Cette décision vient concrétiser une revendication portée depuis de longues années par les syndicats du secteur de l’éducation, qui n’ont cessé de dénoncer les limites du système de gestion duale des écoles primaires. Le Syndicat autonome des travailleurs de l’éducation et de la formation (SATEF) figure parmi les organisations les plus engagées sur ce dossier.
Contacté par le Jeune Indépendant, son secrétaire général, Boualem Amoura, rappelle que cette exigence syndicale « remonte au siècle dernier ». Selon lui, l’expérience du terrain a démontré que « les collectivités locales ne sont pas en mesure d’assurer la gestion des écoles primaires », en raison notamment de l’absence de compétences spécialisées en ressources humaines et de la fragilité financière de la majorité des communes, souvent déficitaires. « C’est un fardeau lourd pour les collectivités locales », affirme-t-il.
Le responsable syndical souligne également les défaillances récurrentes observées sur le terrain : difficultés de réhabilitation et d’entretien des établissements, mauvaise gestion des cantines scolaires, problèmes d’hygiène et manque d’encadrement du personnel des cuisines. Il pointe aussi une incohérence dans le circuit de financement, rappelant que « le ministère de l’Éducation nationale alloue les budgets destinés aux cantines scolaires sans disposer d’un véritable droit de regard sur leur gestion ». Une situation qu’il qualifie de « catastrophique », estimant que « l’argent de l’État n’arrive pas toujours dans l’assiette des enfants ».
Boualem Amoura dresse par ailleurs un constat alarmant de l’état de nombreuses écoles primaires : établissements délabrés, chauffage défaillant, absence de clôtures dans certains cas, et enseignants régulièrement perturbés par des interventions extérieures sans lien avec l’acte pédagogique.
Pour le Satef, le rattachement exclusif des écoles primaires au ministère de l’Éducation nationale constitue donc une solution structurelle. « Le secteur dispose de tous les moyens nécessaires : directeurs d’écoles, inspecteurs, y compris pour les cantines scolaires. La réussite de cette réforme passe par l’intégration des travailleurs concernés au secteur de l’éducation », estime le syndicat.

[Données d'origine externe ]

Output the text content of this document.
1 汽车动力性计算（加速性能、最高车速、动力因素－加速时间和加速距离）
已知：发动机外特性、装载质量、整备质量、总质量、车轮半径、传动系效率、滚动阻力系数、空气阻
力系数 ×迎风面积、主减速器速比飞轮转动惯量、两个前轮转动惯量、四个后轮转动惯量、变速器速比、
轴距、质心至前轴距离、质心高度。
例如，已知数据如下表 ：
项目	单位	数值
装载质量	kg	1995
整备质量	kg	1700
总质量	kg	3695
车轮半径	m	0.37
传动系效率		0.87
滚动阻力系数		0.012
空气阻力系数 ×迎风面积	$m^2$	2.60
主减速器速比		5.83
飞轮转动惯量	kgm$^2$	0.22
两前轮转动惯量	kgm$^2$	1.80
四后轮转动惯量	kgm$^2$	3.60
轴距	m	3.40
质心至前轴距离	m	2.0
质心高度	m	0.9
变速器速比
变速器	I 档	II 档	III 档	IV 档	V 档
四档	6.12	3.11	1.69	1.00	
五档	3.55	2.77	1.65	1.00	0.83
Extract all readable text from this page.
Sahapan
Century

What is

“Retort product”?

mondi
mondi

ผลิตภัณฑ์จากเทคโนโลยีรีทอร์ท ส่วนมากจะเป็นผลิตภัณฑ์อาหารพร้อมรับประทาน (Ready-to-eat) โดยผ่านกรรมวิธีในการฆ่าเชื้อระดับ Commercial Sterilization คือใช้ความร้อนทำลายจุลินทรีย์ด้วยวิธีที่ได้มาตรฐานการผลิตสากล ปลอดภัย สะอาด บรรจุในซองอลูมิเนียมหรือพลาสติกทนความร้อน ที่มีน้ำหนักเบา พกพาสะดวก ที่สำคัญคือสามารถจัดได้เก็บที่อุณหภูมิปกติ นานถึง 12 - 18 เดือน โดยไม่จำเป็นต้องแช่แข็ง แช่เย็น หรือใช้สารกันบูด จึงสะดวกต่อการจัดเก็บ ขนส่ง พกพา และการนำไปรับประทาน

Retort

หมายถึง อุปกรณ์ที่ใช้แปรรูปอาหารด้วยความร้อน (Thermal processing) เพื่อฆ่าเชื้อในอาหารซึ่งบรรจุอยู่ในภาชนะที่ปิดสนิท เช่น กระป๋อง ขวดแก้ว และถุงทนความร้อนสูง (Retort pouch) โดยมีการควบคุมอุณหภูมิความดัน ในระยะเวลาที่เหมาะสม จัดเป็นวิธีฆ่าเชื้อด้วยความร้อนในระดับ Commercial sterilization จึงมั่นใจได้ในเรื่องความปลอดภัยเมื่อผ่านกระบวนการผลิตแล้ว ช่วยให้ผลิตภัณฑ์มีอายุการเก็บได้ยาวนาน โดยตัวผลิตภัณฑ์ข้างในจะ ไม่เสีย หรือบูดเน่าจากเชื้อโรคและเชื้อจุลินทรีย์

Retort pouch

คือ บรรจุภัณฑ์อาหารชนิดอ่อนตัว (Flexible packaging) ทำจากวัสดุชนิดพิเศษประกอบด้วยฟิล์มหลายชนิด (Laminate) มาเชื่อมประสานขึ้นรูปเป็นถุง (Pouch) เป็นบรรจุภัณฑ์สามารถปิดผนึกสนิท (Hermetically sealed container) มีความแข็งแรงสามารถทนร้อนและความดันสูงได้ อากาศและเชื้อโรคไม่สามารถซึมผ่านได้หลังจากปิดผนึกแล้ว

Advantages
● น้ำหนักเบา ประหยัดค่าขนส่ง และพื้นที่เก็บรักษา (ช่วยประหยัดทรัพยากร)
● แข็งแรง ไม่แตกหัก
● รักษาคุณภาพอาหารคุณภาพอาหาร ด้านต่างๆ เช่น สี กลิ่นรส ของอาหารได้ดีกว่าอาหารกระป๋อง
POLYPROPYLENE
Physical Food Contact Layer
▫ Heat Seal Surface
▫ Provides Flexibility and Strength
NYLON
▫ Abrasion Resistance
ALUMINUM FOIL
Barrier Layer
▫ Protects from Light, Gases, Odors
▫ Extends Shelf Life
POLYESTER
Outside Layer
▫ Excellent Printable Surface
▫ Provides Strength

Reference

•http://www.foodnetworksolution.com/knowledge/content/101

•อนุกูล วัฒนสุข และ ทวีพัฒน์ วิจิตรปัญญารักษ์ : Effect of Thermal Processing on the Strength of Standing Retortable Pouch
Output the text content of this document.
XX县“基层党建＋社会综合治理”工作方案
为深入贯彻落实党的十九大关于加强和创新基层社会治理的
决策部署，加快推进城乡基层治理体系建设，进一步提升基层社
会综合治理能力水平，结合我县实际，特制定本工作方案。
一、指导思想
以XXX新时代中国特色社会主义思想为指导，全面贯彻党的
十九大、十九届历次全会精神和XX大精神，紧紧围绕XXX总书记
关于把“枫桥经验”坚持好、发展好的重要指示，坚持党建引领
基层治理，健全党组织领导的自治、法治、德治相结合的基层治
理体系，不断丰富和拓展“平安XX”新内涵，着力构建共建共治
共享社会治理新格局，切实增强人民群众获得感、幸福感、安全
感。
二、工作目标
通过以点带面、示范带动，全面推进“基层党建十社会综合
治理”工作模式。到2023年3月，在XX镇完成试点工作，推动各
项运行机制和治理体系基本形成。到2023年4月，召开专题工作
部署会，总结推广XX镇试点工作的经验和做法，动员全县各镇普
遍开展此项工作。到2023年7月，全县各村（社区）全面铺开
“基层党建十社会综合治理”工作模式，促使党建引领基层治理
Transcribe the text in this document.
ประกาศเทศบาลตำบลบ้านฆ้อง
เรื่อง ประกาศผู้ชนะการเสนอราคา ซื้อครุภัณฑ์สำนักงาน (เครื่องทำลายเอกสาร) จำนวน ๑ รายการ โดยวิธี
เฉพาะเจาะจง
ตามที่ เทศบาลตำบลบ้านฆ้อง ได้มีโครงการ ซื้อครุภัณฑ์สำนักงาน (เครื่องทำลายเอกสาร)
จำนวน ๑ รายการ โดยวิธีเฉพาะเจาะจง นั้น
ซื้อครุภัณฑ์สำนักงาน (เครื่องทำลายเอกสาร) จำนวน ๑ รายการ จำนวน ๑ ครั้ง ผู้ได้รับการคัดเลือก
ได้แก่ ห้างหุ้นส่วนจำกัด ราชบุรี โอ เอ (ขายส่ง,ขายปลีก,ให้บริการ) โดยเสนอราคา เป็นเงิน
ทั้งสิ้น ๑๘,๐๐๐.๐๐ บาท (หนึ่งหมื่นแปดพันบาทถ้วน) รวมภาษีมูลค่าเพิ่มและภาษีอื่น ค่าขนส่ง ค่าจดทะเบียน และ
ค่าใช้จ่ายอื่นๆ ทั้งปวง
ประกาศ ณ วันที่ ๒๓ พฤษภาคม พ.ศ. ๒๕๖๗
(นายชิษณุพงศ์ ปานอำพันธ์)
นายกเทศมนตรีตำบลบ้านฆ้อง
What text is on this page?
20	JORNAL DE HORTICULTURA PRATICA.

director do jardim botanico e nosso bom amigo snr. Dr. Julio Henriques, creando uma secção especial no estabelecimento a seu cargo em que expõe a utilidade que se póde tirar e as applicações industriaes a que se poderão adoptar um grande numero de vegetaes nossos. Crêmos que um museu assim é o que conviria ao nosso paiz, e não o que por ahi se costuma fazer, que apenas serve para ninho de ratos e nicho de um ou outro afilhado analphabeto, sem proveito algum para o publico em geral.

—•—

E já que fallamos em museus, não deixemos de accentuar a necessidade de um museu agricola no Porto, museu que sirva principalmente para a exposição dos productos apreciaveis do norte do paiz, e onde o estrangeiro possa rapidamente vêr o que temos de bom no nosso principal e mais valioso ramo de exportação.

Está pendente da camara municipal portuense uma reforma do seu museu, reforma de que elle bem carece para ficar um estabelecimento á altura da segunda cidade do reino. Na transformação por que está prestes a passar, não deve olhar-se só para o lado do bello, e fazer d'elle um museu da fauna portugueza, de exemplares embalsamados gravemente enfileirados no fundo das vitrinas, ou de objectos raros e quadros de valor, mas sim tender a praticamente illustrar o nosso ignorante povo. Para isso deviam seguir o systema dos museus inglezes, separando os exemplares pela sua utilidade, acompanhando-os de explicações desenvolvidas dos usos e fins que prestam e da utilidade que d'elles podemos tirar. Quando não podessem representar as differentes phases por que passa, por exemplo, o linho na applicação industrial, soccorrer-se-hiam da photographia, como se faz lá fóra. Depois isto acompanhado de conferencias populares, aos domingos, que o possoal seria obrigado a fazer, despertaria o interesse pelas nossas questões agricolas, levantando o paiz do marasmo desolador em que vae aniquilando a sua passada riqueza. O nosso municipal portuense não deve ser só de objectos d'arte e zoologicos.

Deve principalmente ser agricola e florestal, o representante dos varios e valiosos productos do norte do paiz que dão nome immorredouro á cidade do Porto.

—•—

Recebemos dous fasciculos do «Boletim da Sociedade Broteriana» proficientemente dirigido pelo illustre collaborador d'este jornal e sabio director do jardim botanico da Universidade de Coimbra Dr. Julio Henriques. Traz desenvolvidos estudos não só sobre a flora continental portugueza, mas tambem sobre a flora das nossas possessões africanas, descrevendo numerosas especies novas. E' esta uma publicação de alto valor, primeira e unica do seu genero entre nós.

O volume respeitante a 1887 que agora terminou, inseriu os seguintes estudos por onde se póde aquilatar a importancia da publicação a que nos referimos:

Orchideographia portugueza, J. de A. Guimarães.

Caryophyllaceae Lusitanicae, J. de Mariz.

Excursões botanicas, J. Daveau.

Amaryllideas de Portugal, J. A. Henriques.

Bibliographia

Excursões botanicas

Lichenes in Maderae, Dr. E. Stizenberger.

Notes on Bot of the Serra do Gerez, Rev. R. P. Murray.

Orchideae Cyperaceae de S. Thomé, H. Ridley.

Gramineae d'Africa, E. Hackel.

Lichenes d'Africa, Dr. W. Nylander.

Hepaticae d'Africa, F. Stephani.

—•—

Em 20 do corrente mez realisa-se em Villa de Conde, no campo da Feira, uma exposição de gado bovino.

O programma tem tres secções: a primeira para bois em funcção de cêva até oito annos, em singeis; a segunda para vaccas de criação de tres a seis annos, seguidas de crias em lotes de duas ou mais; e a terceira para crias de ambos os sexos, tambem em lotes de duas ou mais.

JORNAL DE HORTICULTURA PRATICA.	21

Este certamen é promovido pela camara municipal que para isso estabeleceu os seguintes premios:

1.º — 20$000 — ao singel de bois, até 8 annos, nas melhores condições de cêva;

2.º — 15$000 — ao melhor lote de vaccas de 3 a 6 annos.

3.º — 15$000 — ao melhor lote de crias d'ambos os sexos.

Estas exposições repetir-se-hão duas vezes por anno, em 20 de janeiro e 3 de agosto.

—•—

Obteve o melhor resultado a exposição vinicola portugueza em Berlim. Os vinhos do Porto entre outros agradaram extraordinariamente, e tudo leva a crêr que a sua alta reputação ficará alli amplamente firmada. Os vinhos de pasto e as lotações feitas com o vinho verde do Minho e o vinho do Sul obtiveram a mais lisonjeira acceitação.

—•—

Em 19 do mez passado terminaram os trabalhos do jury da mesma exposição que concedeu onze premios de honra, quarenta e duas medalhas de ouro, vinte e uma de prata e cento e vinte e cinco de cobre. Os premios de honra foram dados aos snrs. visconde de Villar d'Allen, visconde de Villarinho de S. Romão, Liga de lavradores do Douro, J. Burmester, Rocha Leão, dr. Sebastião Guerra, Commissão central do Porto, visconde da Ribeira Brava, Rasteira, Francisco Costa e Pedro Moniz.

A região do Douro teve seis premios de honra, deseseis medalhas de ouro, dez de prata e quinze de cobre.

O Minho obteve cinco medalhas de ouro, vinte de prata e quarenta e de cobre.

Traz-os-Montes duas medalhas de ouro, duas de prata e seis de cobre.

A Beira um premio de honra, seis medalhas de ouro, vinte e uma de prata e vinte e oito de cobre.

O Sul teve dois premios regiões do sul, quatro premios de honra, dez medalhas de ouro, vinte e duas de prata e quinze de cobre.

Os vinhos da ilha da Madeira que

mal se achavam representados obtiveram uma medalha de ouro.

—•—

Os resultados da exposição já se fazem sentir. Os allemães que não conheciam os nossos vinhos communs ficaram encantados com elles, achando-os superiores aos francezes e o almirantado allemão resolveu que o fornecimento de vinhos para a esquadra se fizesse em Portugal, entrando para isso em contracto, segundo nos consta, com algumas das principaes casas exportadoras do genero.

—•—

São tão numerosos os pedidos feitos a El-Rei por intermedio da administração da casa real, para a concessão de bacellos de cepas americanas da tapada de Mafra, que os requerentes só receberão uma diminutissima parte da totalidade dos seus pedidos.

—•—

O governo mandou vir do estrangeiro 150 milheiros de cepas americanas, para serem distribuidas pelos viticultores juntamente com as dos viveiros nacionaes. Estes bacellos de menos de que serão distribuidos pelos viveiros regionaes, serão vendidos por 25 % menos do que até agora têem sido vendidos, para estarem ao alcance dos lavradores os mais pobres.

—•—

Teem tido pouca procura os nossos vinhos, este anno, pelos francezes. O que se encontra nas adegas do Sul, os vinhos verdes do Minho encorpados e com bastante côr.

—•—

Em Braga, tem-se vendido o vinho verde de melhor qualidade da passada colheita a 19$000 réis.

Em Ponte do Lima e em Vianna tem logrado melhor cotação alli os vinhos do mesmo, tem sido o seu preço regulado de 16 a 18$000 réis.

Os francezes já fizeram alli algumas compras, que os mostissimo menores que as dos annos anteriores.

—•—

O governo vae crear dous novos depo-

Afin d’assurer un transfert ordonné et sans perturbation du service public éducatif, une commission technique interministérielle de haut niveau a été mise en place. Elle regroupe des représentants des ministères de l’Éducation nationale, de l’Intérieur, des Finances, du Travail, de l’Emploi et de la Sécurité sociale.
Cette instance est chargée d’élaborer la feuille de route juridique, administrative et financière de cette réforme. Elle devra notamment procéder à un recensement précis des effectifs, des infrastructures scolaires et des cantines, afin de garantir une transition progressive et maîtrisée vers la nouvelle tutelle.
Dans ce cadre, le ministère de l’Intérieur a été mandaté pour initier la modification de l’article 122 de la loi n° 11-10 relative à la commune. Cette révision législative actera, sur le plan juridique, la fin de l’implication directe des communes dans la gestion des écoles primaires. Parallèlement, le ministère de l’Éducation nationale est chargé d’élaborer une évaluation détaillée de l’impact financier de ce transfert et d’en proposer différents scénarios d’application.